Book Corner – October 2019 (1)

One by one they disappeared – Moray Dalton

Moray Dalton was the pen name of Katherine Dalton Renoir, the English born daughter of Anglo-Canadian parents. She wrote twenty-nine crime novels, fifteen of which, including this, featuring her principal detective, Inspector Collier of the Yard. It is fair to say that, although relatively successful in her time, Dalton has fallen out of favour. In an attempt to resuscitate her reputation, the enterprising Dean Street Press earlier this year reissued five of her works, of which this, published in 1929, is the earliest.

In truth, it has not aged well and is rather dated but if you are willing to look beyond that, you will find an engaging tale, stylishly written with a healthy dash of humour and the obligatory pinch of love interest. Her characters are well drawn and believable and Collier, whilst a pro to his finger bones, is likeable and has a heart. The plot is sufficiently interesting to keep the reader engaged and compared with other novels from the so-called Golden Age of detective fiction, this book tries not to bedazzle the reader with the brilliance of the detective in unravelling the mystery from a motley collection of clues. That said, I had worked out who had done it midway through the book, even though Collier steadfastly chose to follow the wrong route.

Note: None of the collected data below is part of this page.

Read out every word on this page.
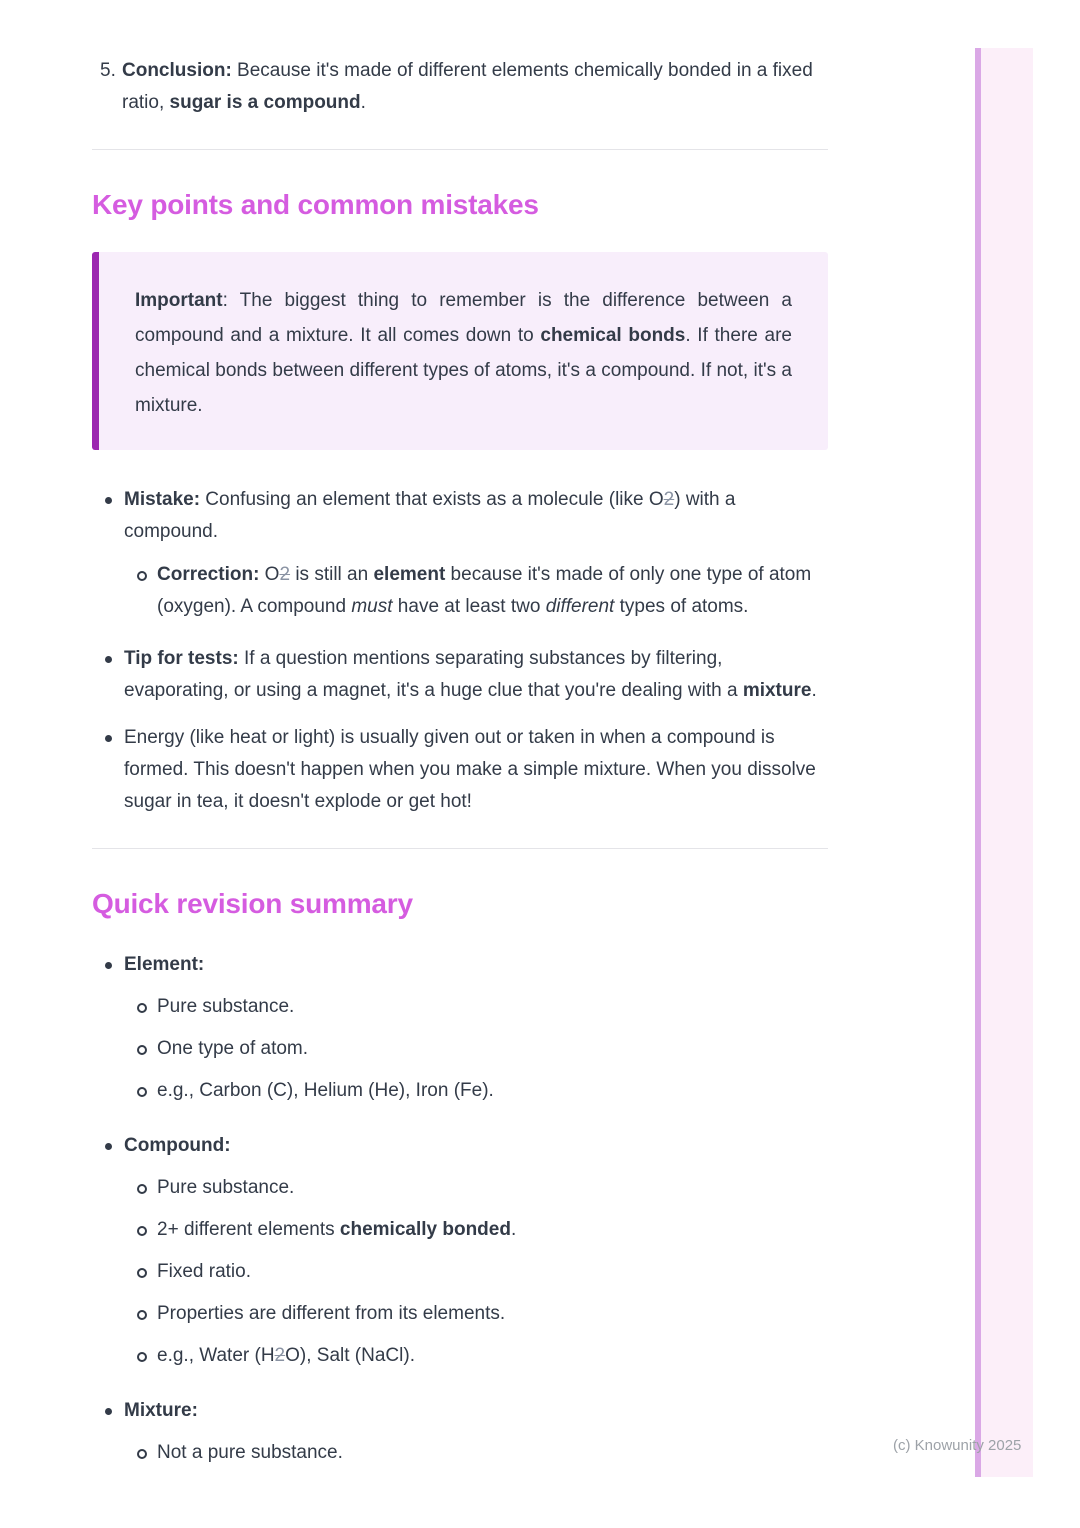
5. Conclusion: Because it's made of different elements chemically bonded in a fixed ratio, sugar is a compound.

Key points and common mistakes

Important: The biggest thing to remember is the difference between a compound and a mixture. It all comes down to chemical bonds. If there are chemical bonds between different types of atoms, it's a compound. If not, it's a mixture.

Mistake: Confusing an element that exists as a molecule (like O2) with a compound.
Correction: O2 is still an element because it's made of only one type of atom (oxygen). A compound must have at least two different types of atoms.
Tip for tests: If a question mentions separating substances by filtering, evaporating, or using a magnet, it's a huge clue that you're dealing with a mixture.
Energy (like heat or light) is usually given out or taken in when a compound is formed. This doesn't happen when you make a simple mixture. When you dissolve sugar in tea, it doesn't explode or get hot!
Quick revision summary
Element:
Pure substance.
One type of atom.
e.g., Carbon (C), Helium (He), Iron (Fe).
Compound:
Pure substance.
2+ different elements chemically bonded.
Fixed ratio.
Properties are different from its elements.
e.g., Water (H2O), Salt (NaCl).
Mixture:
Not a pure substance.	(c) Knowunity 2025
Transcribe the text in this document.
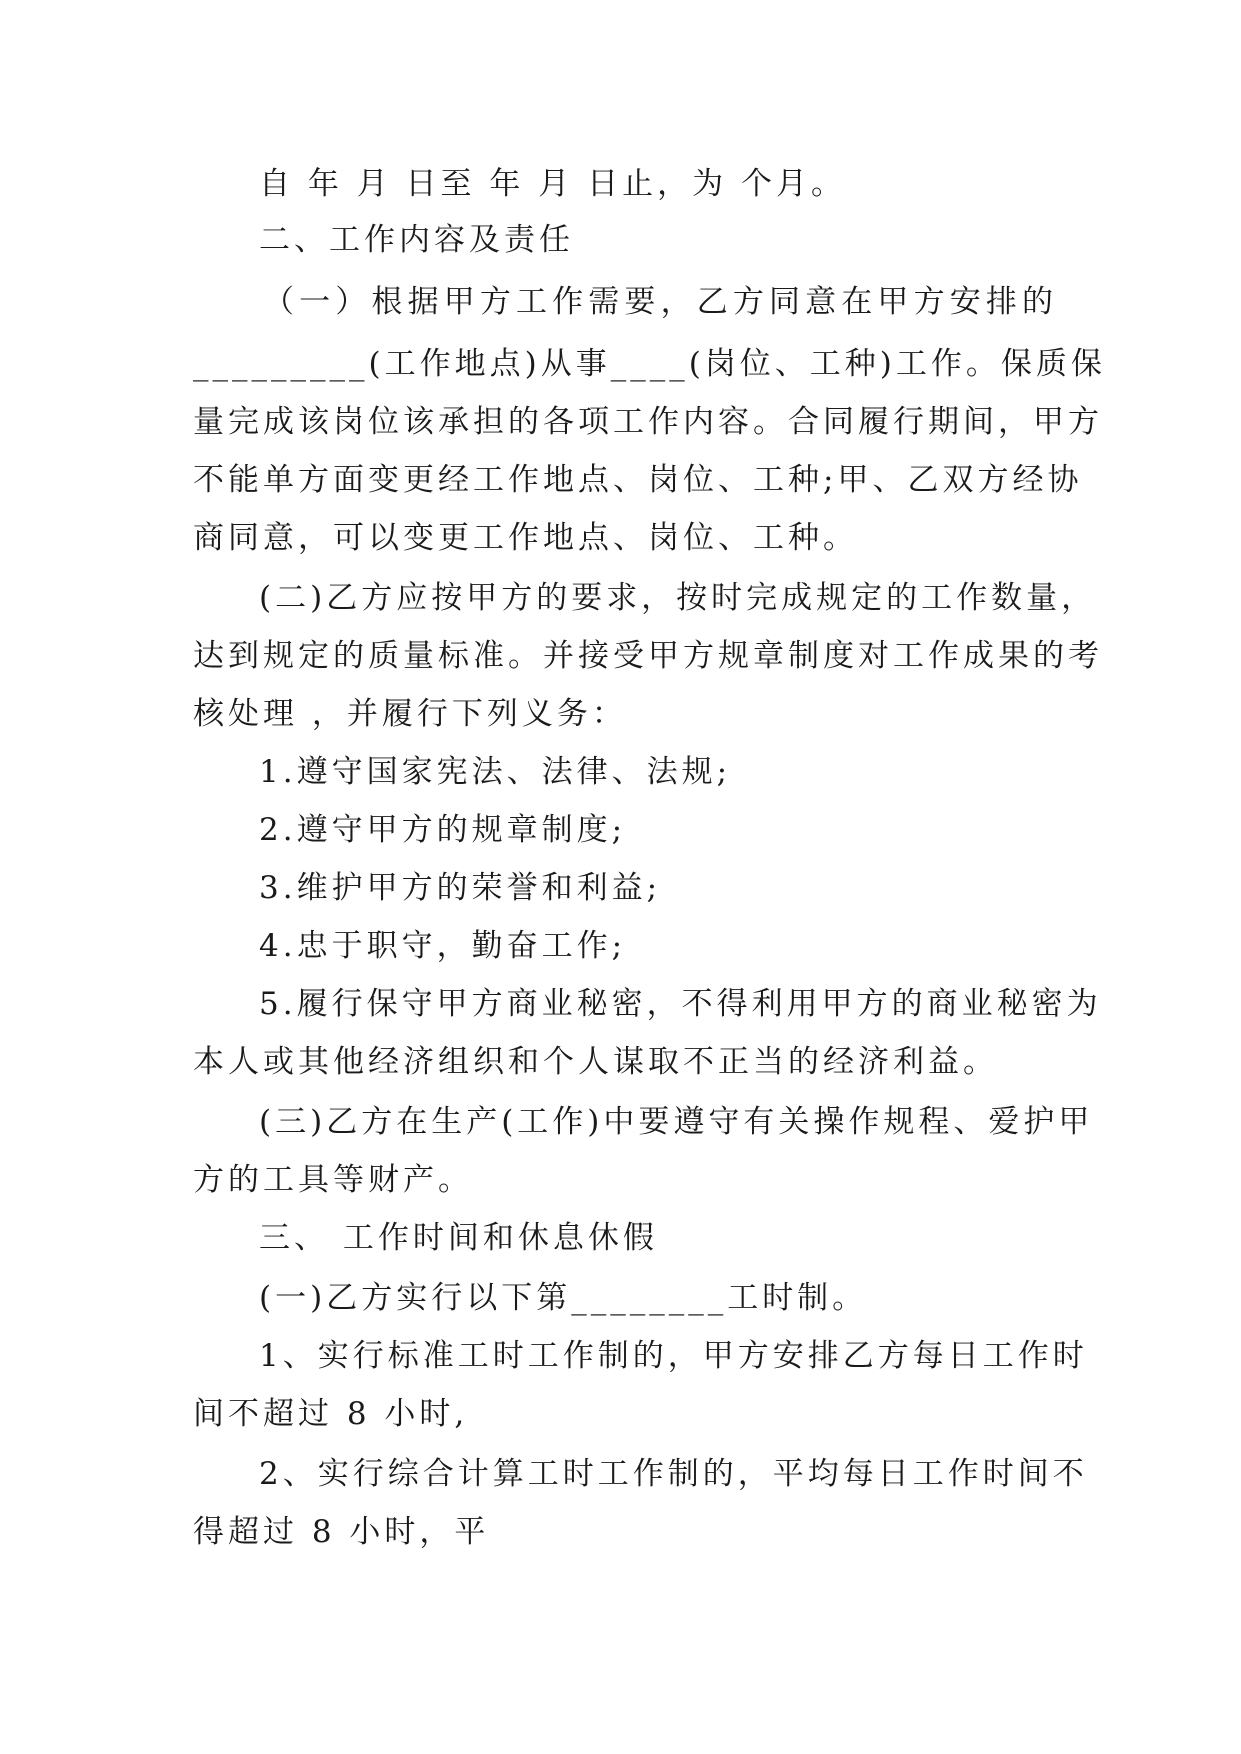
自 年 月 日至 年 月 日止，为 个月。
二、工作内容及责任
（一）根据甲方工作需要，乙方同意在甲方安排的
_________(工作地点)从事____(岗位、工种)工作。保质保
量完成该岗位该承担的各项工作内容。合同履行期间，甲方
不能单方面变更经工作地点、岗位、工种;甲、乙双方经协
商同意，可以变更工作地点、岗位、工种。
(二)乙方应按甲方的要求，按时完成规定的工作数量，
达到规定的质量标准。并接受甲方规章制度对工作成果的考
核处理 ，并履行下列义务：
1.遵守国家宪法、法律、法规;
2.遵守甲方的规章制度;
3.维护甲方的荣誉和利益;
4.忠于职守，勤奋工作;
5.履行保守甲方商业秘密，不得利用甲方的商业秘密为
本人或其他经济组织和个人谋取不正当的经济利益。
(三)乙方在生产(工作)中要遵守有关操作规程、爱护甲
方的工具等财产。
三、 工作时间和休息休假
(一)乙方实行以下第________工时制。
1、实行标准工时工作制的，甲方安排乙方每日工作时
间不超过 8 小时,
2、实行综合计算工时工作制的，平均每日工作时间不
得超过 8 小时，平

In essence, it is a tale of what happens when a kindly man is taken to the cleaners by those with baser instincts. A rich and rather pampered American from New York, Elbert J Packenham, together with his black cat, Jehosaphat, who plays a prominent part in the story’s denouement, is one of nine survivors of the sinking of a liner, the Coptic. Packenham, in a bad way, is put into a lifeboat and cared for by the other eight survivors. As a mark of his eternal gratitude for his escape, Packenham hosts annually a dinner for all those who survived the Coptic.

But he does more. He marks the occasion of the annual dinner by buying an expensive gift for each of the attendees. Packenham, having no one to leave his fortune to as his nephew has recently died, announces that he has left his fortune to the eight survivors. The will, though, is effectively a tontine ( in that only those who are alive upon Packenham’s death will get a share of the money. The problem with tontines is that they give ample opportunity for those of a greedy disposition to eliminate those who would otherwise profit from the arrangement and, thus, increase their share of the money.

And one by one, in seemingly random accidents, the beneficiaries of the tontine will die. Collier suspects darker forces at work. When Packenham himself disappears and the culprits set a trap for the inspector which leads to a colleague being seriously injured, he knows he is on to something. Deploying his expertise and Jehosaphat playing the role of deus ex machina, he gets to the bottom of the dastardly scheme.

As often is the way with these stories, you have to suspend belief. If you can do that you will meet some wonderful characters including an Italian nobleman, Count Olivieri, down on his luck and a bohemian English artist, Edgar Mallory. A great read.